Greg is correct about the use of DirectCast vs CType in VB. DirectCast tells the compiler to try casting the object and then check for implcit/explicit casting operators on the two types in question (the one being cast and the requested type) while CType tells the compiler to try casting it first, and then check for an implicit/explicit conversion operators, and then try the Convert.ToXXX methods for backward compatibility with old VB, so in some cases, CType is slower
. Nice one Greg.
However, jjp, you're using C#, which doesn't have DirectCast or CType, it just has the cast syntax like C++:
string var = (string)someOtherVar;
or
object var = new SomeType();
((SomeType)var).SomeMethodOnThatType();
So, in C#, the casting operator is the equivalent to DirectCast (though the C# compiler will pick up on a few extra things that DirectCast won't). There is no equivalent to CType, but since it's really meant for backward compatibility with old VB, and since the C# casting picks up on a few cases where DirectCast won't you don't really need it.
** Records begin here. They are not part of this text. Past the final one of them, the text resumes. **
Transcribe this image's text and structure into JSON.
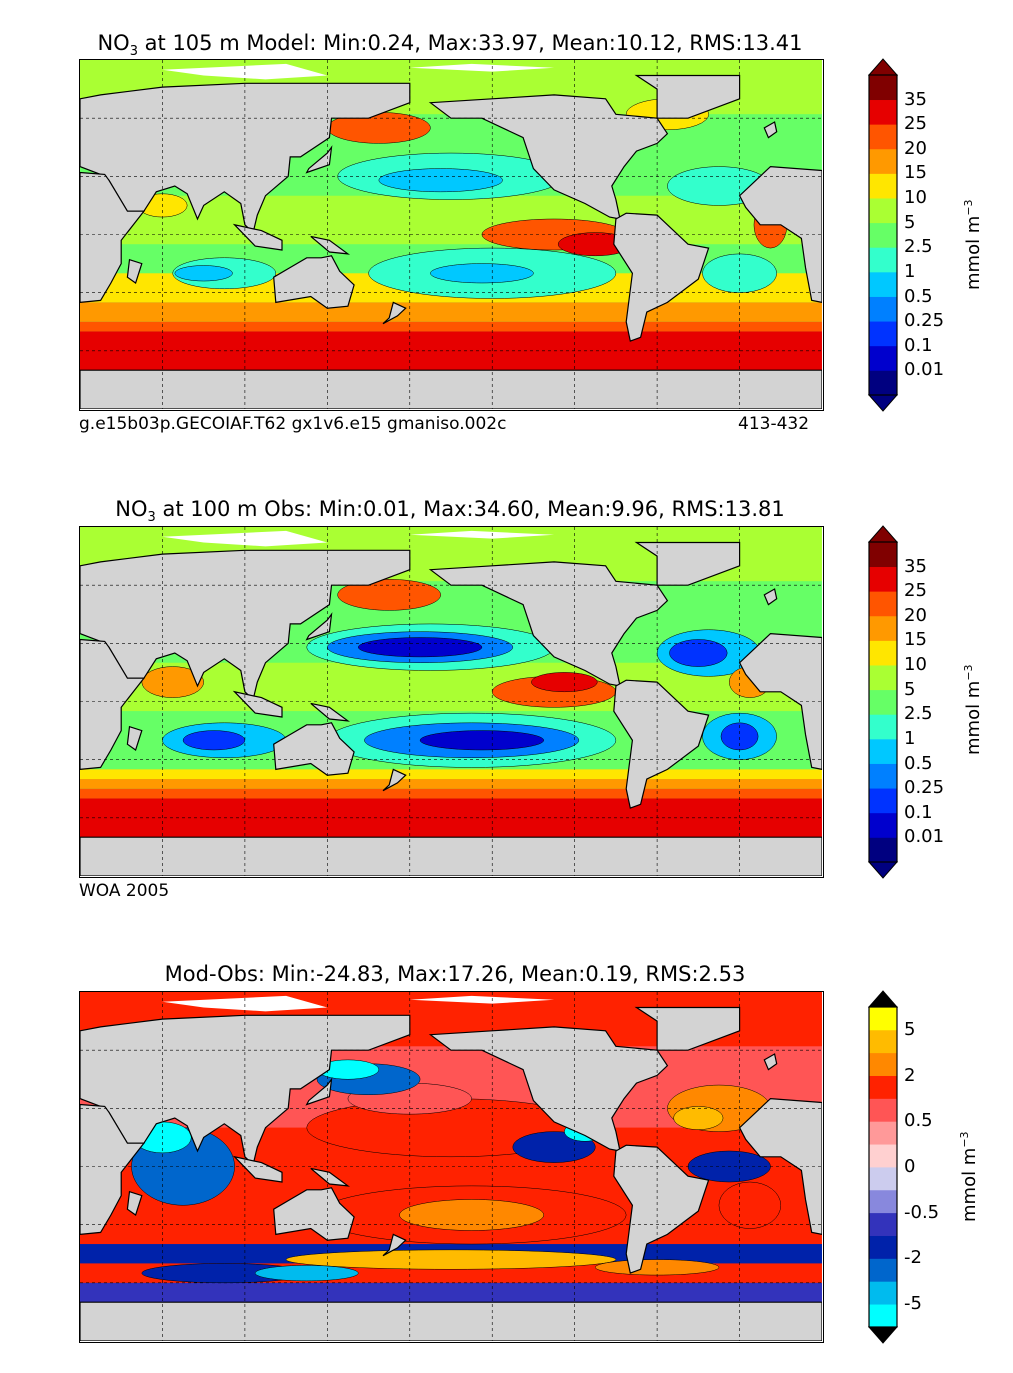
{
  "chart_data": [
    {
      "type": "heatmap",
      "panel": "model",
      "title_prefix": "NO",
      "title_sub": "3",
      "title_rest": " at 105 m Model: Min:0.24, Max:33.97, Mean:10.12, RMS:13.41",
      "stats": {
        "min": 0.24,
        "max": 33.97,
        "mean": 10.12,
        "rms": 13.41
      },
      "footer_left": "g.e15b03p.GECOIAF.T62 gx1v6.e15 gmaniso.002c",
      "footer_right": "413-432",
      "colorbar": {
        "ticks": [
          "35",
          "25",
          "20",
          "15",
          "10",
          "5",
          "2.5",
          "1",
          "0.5",
          "0.25",
          "0.1",
          "0.01"
        ],
        "colors": [
          "#000080",
          "#0000cd",
          "#0033ff",
          "#0080ff",
          "#00c8ff",
          "#33ffcc",
          "#66ff66",
          "#aaff33",
          "#ffe600",
          "#ff9900",
          "#ff5500",
          "#e60000",
          "#800000"
        ],
        "unit_main": "mmol m",
        "unit_sup": "−3",
        "extend": "both"
      }
    },
    {
      "type": "heatmap",
      "panel": "obs",
      "title_prefix": "NO",
      "title_sub": "3",
      "title_rest": " at 100 m Obs: Min:0.01, Max:34.60, Mean:9.96, RMS:13.81",
      "stats": {
        "min": 0.01,
        "max": 34.6,
        "mean": 9.96,
        "rms": 13.81
      },
      "footer_left": "WOA 2005",
      "colorbar": {
        "ticks": [
          "35",
          "25",
          "20",
          "15",
          "10",
          "5",
          "2.5",
          "1",
          "0.5",
          "0.25",
          "0.1",
          "0.01"
        ],
        "colors": [
          "#000080",
          "#0000cd",
          "#0033ff",
          "#0080ff",
          "#00c8ff",
          "#33ffcc",
          "#66ff66",
          "#aaff33",
          "#ffe600",
          "#ff9900",
          "#ff5500",
          "#e60000",
          "#800000"
        ],
        "unit_main": "mmol m",
        "unit_sup": "−3",
        "extend": "both"
      }
    },
    {
      "type": "heatmap",
      "panel": "diff",
      "title": "Mod-Obs: Min:-24.83, Max:17.26, Mean:0.19, RMS:2.53",
      "stats": {
        "min": -24.83,
        "max": 17.26,
        "mean": 0.19,
        "rms": 2.53
      },
      "colorbar": {
        "ticks": [
          "5",
          "2",
          "0.5",
          "0",
          "-0.5",
          "-2",
          "-5"
        ],
        "tick_slots": [
          1,
          3,
          5,
          7,
          9,
          11,
          13
        ],
        "colors": [
          "#00ffff",
          "#00bbee",
          "#0066cc",
          "#0022aa",
          "#3333bb",
          "#8888dd",
          "#ccccee",
          "#ffd0d0",
          "#ff9999",
          "#ff5555",
          "#ff2200",
          "#ff8800",
          "#ffbb00",
          "#ffff00"
        ],
        "unit_main": "mmol m",
        "unit_sup": "−3",
        "extend": "both",
        "extend_color": "#000000"
      }
    }
  ],
  "map": {
    "ocean_color": "#7cff7a",
    "land_color": "#d3d3d3",
    "ice_color": "#ffffff",
    "grid": true
  }
}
One other casting worth mentioning is the "as" (C#) / TryCast (VB):
object var = new SomeType();
SomeType var2 = var as SomeType;
Dim var As Object = New SomeType()
Dim var2 As SomeType = TryCast(var, SomeType)
It can only be used with reference types (so no value types, structures, etc.). But, it will never throw an exception (hence the "Try" in the name) and it's extremely fast. It will try to cast the object, and if it fails, it returns null (Nothing in VB), hence why you need a reference type since value types cannot be null. So, if you're not absolutely positive that your object is going to be a certain type, always TryCast (as) and then test your variable on null (Nothing). That combination is actually just as fast as casting and is much faster than testing on the type of an object before casting it. If you use Reflector and look through the .NET DLLs, you'll see them use it all the time.